Der versicherte Pkw der Klägerin wurde am 24.05.2006 bei einem Unfall so erhebliche beschädigt, dass eine Instandsetzung Kosten von rund 120 000,00 EUR erfordert hätte. Der Wiederbeschaffungswert betrug laut einem eingeholten Gutachten 65 000,00 EUR brutto bzw. 56 034,48 EUR netto. Die Klägerin ließ den Pkw nicht reparieren. Sie nahm auch keine Ersatzbeschaffung vor. Die Beklagte berief sich deshalb auf § 13 Abs. 6 AKB und entschädigte die Klägerin unter Zugrundelegung des Nettowiederbeschaffungswertes. Die Klägerin verlangt von der Beklagten die nicht erstattete Umsatzsteuer in Höhe von 8 965,52 EUR.
Das Landgericht hat die Klage durch Urteil vom 30.05.2008 - Az: 12 O 456/06 - abgewiesen. Dagegen wendet sich die Klägerin.

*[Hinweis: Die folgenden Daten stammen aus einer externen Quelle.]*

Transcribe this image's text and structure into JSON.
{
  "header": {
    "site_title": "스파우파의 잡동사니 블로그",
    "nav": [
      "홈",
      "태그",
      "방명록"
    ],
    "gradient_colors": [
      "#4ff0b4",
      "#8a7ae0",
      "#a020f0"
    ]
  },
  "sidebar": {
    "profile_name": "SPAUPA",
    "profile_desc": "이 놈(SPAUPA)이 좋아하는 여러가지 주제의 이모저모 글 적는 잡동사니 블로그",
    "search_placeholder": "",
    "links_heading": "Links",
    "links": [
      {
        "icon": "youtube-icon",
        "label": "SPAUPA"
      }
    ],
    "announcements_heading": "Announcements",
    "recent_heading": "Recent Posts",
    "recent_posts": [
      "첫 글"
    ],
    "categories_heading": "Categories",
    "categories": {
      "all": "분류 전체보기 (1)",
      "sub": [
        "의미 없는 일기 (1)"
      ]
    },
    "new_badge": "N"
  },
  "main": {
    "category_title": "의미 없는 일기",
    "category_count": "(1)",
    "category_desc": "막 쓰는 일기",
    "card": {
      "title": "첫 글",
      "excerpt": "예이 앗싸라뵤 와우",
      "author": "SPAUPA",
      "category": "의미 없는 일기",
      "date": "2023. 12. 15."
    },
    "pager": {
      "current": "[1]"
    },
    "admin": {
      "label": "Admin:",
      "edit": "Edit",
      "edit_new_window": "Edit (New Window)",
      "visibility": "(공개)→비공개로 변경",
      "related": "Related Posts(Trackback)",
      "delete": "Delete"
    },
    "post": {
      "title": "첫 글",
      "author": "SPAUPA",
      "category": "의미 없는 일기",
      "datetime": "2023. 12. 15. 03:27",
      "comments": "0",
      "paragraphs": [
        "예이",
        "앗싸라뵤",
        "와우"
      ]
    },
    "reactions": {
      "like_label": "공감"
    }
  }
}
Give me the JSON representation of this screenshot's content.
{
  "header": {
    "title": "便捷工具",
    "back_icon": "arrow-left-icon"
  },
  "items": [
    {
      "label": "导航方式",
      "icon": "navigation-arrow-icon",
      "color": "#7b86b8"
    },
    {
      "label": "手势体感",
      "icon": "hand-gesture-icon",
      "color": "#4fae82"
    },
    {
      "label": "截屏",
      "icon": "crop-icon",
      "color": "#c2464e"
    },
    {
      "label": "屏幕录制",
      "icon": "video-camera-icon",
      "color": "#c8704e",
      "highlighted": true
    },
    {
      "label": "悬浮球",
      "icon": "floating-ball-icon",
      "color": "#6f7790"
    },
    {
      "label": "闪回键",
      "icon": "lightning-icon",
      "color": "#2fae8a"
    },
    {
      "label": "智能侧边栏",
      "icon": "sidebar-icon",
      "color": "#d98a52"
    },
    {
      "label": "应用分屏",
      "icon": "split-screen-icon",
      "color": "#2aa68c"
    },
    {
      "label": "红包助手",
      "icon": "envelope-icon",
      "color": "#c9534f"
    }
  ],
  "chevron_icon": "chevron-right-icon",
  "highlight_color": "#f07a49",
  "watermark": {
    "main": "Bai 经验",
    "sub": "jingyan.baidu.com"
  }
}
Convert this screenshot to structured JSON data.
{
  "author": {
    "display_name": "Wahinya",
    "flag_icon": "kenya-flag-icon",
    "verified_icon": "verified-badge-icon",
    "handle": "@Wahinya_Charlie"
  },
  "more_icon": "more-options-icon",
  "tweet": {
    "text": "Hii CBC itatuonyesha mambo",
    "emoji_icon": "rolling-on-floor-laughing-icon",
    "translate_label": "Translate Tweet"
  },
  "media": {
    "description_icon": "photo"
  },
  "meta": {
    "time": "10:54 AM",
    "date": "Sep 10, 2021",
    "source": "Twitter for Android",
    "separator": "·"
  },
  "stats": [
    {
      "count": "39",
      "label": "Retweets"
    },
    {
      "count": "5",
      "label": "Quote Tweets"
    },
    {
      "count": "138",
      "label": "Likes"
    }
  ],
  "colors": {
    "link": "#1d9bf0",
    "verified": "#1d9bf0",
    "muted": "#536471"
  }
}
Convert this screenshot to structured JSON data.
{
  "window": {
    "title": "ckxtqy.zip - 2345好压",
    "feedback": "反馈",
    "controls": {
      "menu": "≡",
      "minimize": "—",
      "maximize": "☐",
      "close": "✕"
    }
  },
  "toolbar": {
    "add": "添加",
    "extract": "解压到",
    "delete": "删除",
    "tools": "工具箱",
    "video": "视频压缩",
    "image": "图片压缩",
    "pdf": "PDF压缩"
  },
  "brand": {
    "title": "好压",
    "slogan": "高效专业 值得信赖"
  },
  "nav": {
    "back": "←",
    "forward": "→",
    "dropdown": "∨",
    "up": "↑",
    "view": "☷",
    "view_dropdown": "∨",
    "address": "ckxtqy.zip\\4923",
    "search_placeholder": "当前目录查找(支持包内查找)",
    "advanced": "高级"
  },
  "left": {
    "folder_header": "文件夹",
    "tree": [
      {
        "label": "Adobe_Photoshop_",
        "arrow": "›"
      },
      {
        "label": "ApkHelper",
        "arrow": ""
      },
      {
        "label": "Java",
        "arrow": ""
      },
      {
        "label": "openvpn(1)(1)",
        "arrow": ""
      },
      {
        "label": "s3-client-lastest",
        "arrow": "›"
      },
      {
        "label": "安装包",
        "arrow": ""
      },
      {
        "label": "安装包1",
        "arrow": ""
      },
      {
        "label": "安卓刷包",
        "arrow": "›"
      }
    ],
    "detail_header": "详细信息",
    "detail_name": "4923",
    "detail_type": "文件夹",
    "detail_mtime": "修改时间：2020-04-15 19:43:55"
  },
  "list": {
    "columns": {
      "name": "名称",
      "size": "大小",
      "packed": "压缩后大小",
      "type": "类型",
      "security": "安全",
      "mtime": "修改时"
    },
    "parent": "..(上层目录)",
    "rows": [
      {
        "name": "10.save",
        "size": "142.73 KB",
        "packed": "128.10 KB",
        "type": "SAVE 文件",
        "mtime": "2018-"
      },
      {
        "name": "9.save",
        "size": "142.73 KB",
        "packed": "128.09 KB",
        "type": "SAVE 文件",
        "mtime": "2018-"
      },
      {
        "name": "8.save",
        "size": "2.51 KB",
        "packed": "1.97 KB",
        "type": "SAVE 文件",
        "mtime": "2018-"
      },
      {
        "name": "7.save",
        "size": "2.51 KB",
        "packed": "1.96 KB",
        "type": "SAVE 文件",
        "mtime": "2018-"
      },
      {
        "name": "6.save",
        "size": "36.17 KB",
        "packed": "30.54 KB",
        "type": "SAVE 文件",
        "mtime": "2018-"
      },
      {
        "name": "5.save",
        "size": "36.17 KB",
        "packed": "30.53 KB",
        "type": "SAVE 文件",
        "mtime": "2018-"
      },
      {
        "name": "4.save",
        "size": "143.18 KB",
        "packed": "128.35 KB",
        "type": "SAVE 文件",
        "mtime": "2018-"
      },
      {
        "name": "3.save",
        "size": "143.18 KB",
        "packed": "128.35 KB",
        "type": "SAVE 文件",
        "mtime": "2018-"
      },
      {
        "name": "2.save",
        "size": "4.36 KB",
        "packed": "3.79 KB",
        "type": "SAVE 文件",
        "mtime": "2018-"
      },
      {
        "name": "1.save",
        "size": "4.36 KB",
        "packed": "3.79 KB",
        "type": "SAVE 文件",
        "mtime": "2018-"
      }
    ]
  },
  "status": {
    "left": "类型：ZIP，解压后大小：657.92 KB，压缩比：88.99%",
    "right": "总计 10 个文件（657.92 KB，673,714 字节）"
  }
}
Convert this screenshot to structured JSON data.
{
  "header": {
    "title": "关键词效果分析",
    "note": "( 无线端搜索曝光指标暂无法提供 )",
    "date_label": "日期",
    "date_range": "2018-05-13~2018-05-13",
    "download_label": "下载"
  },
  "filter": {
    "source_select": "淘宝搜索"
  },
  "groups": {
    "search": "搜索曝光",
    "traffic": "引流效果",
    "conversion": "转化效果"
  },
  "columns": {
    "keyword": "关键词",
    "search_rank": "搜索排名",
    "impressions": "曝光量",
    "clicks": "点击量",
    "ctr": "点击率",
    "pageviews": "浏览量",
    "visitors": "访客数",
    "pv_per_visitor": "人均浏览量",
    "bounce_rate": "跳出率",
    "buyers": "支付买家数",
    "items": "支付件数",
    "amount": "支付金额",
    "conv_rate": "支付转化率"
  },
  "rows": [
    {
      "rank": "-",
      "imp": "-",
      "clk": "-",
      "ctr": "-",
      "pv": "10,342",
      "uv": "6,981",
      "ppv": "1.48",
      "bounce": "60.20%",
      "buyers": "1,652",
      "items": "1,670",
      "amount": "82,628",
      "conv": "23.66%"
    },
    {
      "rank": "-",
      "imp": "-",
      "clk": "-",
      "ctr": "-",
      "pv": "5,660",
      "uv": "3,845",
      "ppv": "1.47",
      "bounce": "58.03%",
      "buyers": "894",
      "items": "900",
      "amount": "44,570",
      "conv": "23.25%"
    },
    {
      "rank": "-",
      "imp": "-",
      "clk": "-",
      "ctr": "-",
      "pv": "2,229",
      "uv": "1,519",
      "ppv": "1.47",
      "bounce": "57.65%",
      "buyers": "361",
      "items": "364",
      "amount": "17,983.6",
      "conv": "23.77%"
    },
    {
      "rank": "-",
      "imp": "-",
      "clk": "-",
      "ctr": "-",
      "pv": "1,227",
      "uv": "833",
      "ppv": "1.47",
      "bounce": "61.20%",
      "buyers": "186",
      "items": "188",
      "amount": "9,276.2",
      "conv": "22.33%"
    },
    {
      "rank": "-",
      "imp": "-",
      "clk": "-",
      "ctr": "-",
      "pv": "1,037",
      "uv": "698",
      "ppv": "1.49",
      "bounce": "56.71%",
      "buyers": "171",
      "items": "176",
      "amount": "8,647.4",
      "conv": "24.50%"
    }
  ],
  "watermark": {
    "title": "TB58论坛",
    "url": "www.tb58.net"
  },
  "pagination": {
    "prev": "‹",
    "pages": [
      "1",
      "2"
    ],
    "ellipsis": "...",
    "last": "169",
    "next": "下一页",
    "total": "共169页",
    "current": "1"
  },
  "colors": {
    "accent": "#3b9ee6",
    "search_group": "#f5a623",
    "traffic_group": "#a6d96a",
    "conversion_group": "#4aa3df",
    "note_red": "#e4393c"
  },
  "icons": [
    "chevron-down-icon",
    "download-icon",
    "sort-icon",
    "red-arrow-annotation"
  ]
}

Sie hält § 13 Abs. 6 AKB für überraschend, unklar und intransparent.
Die Klägerin beantragt,
unter Abänderung des am 30.05.2008 verkündeten Urteils des Landgerichts Saarbrücken (Az.: 12 O 456/06) die Beklagte zu verurteilen, an sie 8 965,52 EUR nebst Zinsen in Höhe von 5 Prozentpunkten über dem jeweiligen Basiszinssatz hieraus seit dem 21.11.2006 sowie einen Betrag in Höhe von 361,75 EUR als Nebenforderung zu zahlen.
Die Beklagte beantragt,
die Berufung zurückzuweisen.
Sie verteidigt das angegriffene Urteil.
II.
Die Berufung der Klägerin hat keinen Erfolg. Das Urteil des Landgerichts beruht weder auf einer Verletzung des Rechts noch rechtfertigen die nach § 529 ZPO zugrunde zu legenden Tatsachen eine andere Entscheidung. Der Klägerin steht gegen die Beklagte kein Anspruch auf Zahlung einer höheren als der von der Beklagten berechneten und ausgeglichenen Kaskoentschädigung zu (§ 1 Abs. 1 S. 1 VVG a.F., § 13 Abs. 6 AKB, Art. 1 Abs. 1 und 2 EGVVG).
(1.) Nach § 13 Abs. 6 AKB ist die Umsatzsteuer vom Versicherer nur zu ersetzen, wenn und soweit sie tatsächlich wegen einer durchgeführten Reparatur oder einer Ersatzbeschaffung angefallen ist. Ein fiktiver Ersatz der in einem Sachverständigengutachten berücksichtigten Umsatzsteuer bei unterbliebener Reparatur bzw. unterbliebener Ersatzbeschaffung scheidet aus. Dieses Verständnis von § 13 Abs. 6 AKB ist eindeutig, so dass keine unklaren Bedingungen vorliegen, die nach § 305c Abs. 2 BGB zugunsten der Klägerin anzuwenden wären.
Maßgebend für die Auslegung einer Allgemeinen Versicherungsbedingung ist, wie ein durchschnittlicher Versicherungsnehmer ohne versicherungsrechtliche Spezialkenntnisse die jeweilige Bestimmung bei verständiger Würdigung, aufmerksamer Durchsicht und Berücksichtigung des erkennbaren Sinnzusammenhanges verstehen muss ( BGH, Urt.v. 19.02.2003 - IV ZR 318/02 - VersR 2003, 454). Auszugehen ist dabei vom Wortlaut der Klausel ( BGH, Urt.v. 16.05.1990 - IV ZR 137/89 - NJW 1990, 2388). Zu berücksichtigen sind aber auch die Erwartungen, die ein durchschnittlicher Versicherungsnehmer an seinen Versicherungsschutz billigerweise stellen kann ( BGH, Urt.v. 16.10.1991 - IV ZR 257/90 - VersR 1992, 47).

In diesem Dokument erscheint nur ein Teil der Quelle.